Suppose that the time required to complete a 1040R tax form is normal distributed with a mean of 110 minutes and a standard deviation of 10 minutes. What proportion of 1040R tax forms will be completed in less than 91 minutes? Round your answer to at least four decimal places.

Step 1 ：We are given a normal distribution with a mean of 110 minutes and a standard deviation of 10 minutes. We are asked to find the proportion of tax forms that will be completed in less than 91 minutes.

Step 2 ：To solve this problem, we can use the Z-score formula which is \((X - μ) / σ\), where X is the value we are interested in, μ is the mean, and σ is the standard deviation. The Z-score tells us how many standard deviations away from the mean our value is.

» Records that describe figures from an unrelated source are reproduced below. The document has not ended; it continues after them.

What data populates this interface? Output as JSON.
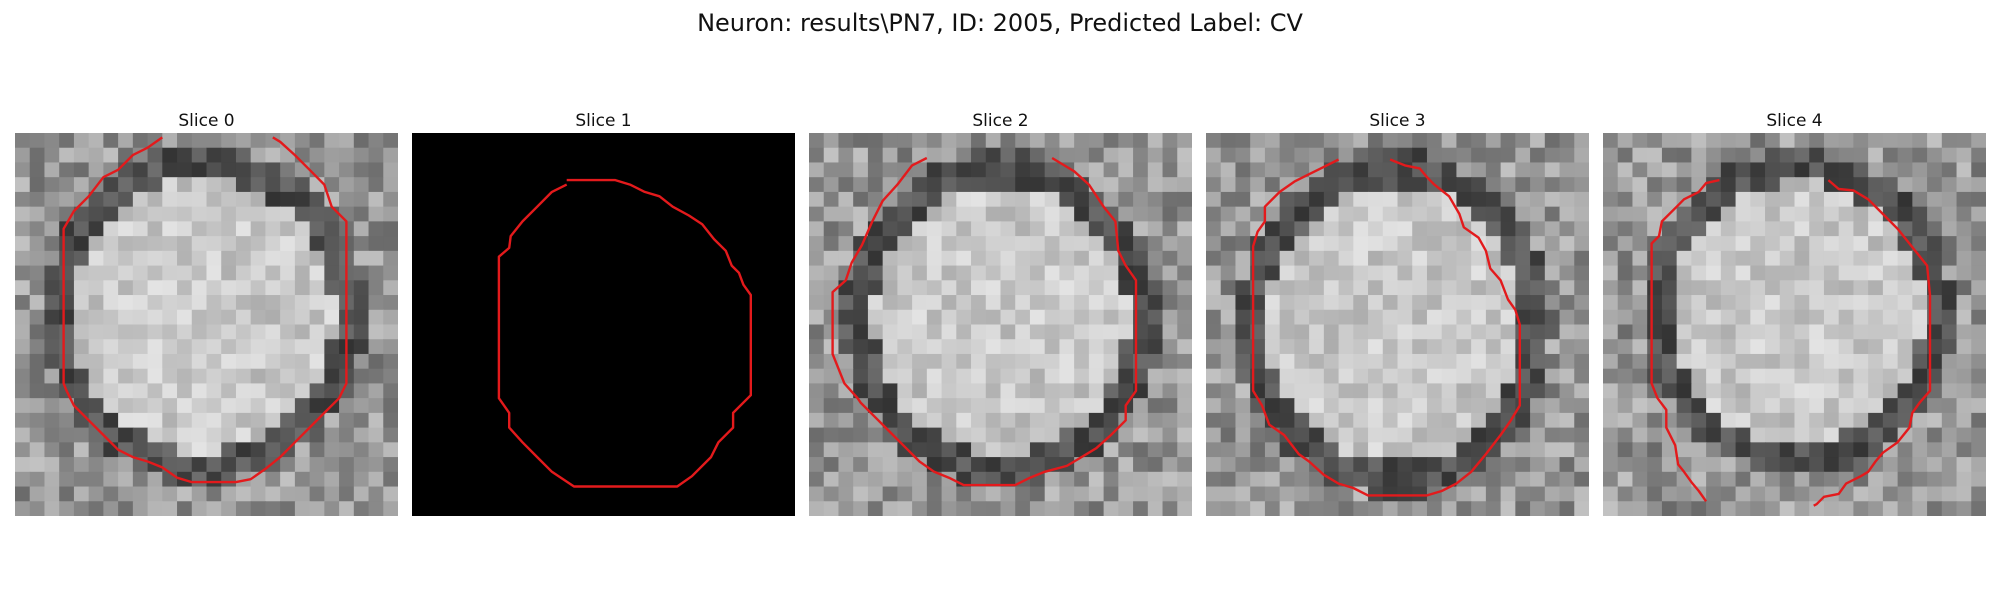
{
  "figure": {
    "title": "Neuron: results\\PN7, ID: 2005, Predicted Label: CV"
  },
  "panels": [
    {
      "title": "Slice 0",
      "image": "grayscale-cell-slice",
      "seed": 11,
      "dark_background": false
    },
    {
      "title": "Slice 1",
      "image": "black-empty-slice",
      "seed": 23,
      "dark_background": true
    },
    {
      "title": "Slice 2",
      "image": "grayscale-cell-slice",
      "seed": 37,
      "dark_background": false
    },
    {
      "title": "Slice 3",
      "image": "grayscale-cell-slice",
      "seed": 53,
      "dark_background": false
    },
    {
      "title": "Slice 4",
      "image": "grayscale-cell-slice",
      "seed": 71,
      "dark_background": false
    }
  ],
  "overlay": {
    "contour_color": "#e31a1c",
    "contour_label": "predicted-contour"
  }
}
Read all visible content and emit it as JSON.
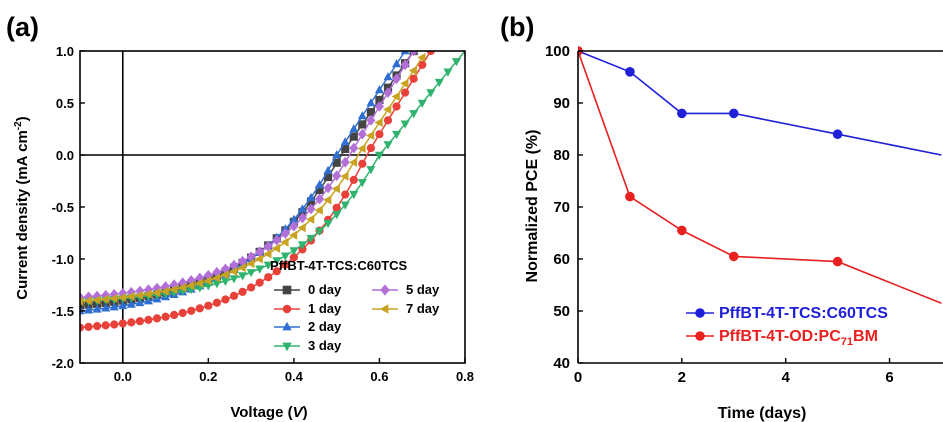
{
  "chart_data": [
    {
      "panel": "(a)",
      "type": "line",
      "xlabel": "Voltage (V)",
      "xlabel_main": "Voltage (",
      "xlabel_italic": "V",
      "xlabel_end": ")",
      "ylabel": "Current density (mA cm-2)",
      "ylabel_main": "Current density (mA cm",
      "ylabel_sup": "-2",
      "ylabel_end": ")",
      "xlim": [
        -0.1,
        0.8
      ],
      "ylim": [
        -2.0,
        1.0
      ],
      "xticks": [
        "0.0",
        "0.2",
        "0.4",
        "0.6",
        "0.8"
      ],
      "xtick_values": [
        0.0,
        0.2,
        0.4,
        0.6,
        0.8
      ],
      "yticks": [
        "-2.0",
        "-1.5",
        "-1.0",
        "-0.5",
        "0.0",
        "0.5",
        "1.0"
      ],
      "ytick_values": [
        -2.0,
        -1.5,
        -1.0,
        -0.5,
        0.0,
        0.5,
        1.0
      ],
      "legend_title": "PffBT-4T-TCS:C60TCS",
      "legend_position": "lower-right",
      "series": [
        {
          "name": "0 day",
          "color": "#444444",
          "marker": "square",
          "jsc": -1.4,
          "v0": 0.51,
          "vend": 0.68
        },
        {
          "name": "1 day",
          "color": "#e8413a",
          "marker": "circle",
          "jsc": -1.62,
          "v0": 0.57,
          "vend": 0.72
        },
        {
          "name": "2 day",
          "color": "#2f6fd1",
          "marker": "triangle-up",
          "jsc": -1.45,
          "v0": 0.5,
          "vend": 0.66
        },
        {
          "name": "3 day",
          "color": "#2fb36e",
          "marker": "triangle-down",
          "jsc": -1.38,
          "v0": 0.6,
          "vend": 0.8
        },
        {
          "name": "5 day",
          "color": "#b26fd8",
          "marker": "diamond",
          "jsc": -1.33,
          "v0": 0.53,
          "vend": 0.68
        },
        {
          "name": "7 day",
          "color": "#c8a322",
          "marker": "triangle-left",
          "jsc": -1.37,
          "v0": 0.55,
          "vend": 0.71
        }
      ]
    },
    {
      "panel": "(b)",
      "type": "line",
      "xlabel": "Time (days)",
      "ylabel": "Normalized PCE (%)",
      "xlim": [
        0,
        7
      ],
      "ylim": [
        40,
        100
      ],
      "xticks": [
        "0",
        "2",
        "4",
        "6"
      ],
      "xtick_values": [
        0,
        2,
        4,
        6
      ],
      "yticks": [
        "40",
        "50",
        "60",
        "70",
        "80",
        "90",
        "100"
      ],
      "ytick_values": [
        40,
        50,
        60,
        70,
        80,
        90,
        100
      ],
      "legend_position": "lower-right",
      "series": [
        {
          "name": "PffBT-4T-TCS:C60TCS",
          "name_main": "PffBT-4T-TCS:C60TCS",
          "color": "#2020d8",
          "x": [
            0,
            1,
            2,
            3,
            5,
            7
          ],
          "y": [
            100,
            96,
            88,
            88,
            84,
            80
          ]
        },
        {
          "name": "PffBT-4T-OD:PC71BM",
          "name_main": "PffBT-4T-OD:PC",
          "name_sub": "71",
          "name_end": "BM",
          "color": "#e82020",
          "x": [
            0,
            1,
            2,
            3,
            5,
            7
          ],
          "y": [
            100,
            72,
            65.5,
            60.5,
            59.5,
            51.5
          ]
        }
      ]
    }
  ]
}
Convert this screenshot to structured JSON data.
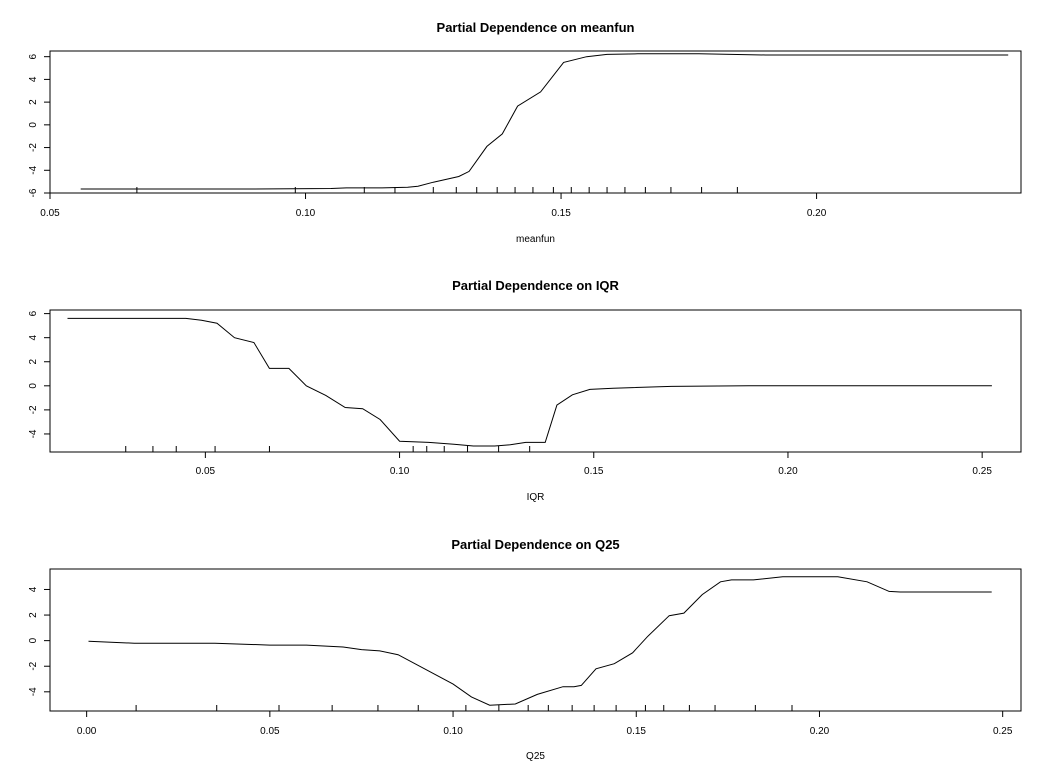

Step 3 ：Substituting the given values into the Z-score formula, we get \((91 - 110) / 10 = -1.9\).

Step 4 ：Once we have the Z-score, we can use a Z-table to find the proportion of values that are less than our value. The proportion corresponding to a Z-score of -1.9 is approximately 0.0287.

Step 5 ：This means that about 2.87% of the tax forms will be completed in less than 91 minutes.

Step 6 ：Final Answer: The proportion of 1040R tax forms that will be completed in less than 91 minutes is approximately \(\boxed{0.0287}\) or \(\boxed{2.87\%}\).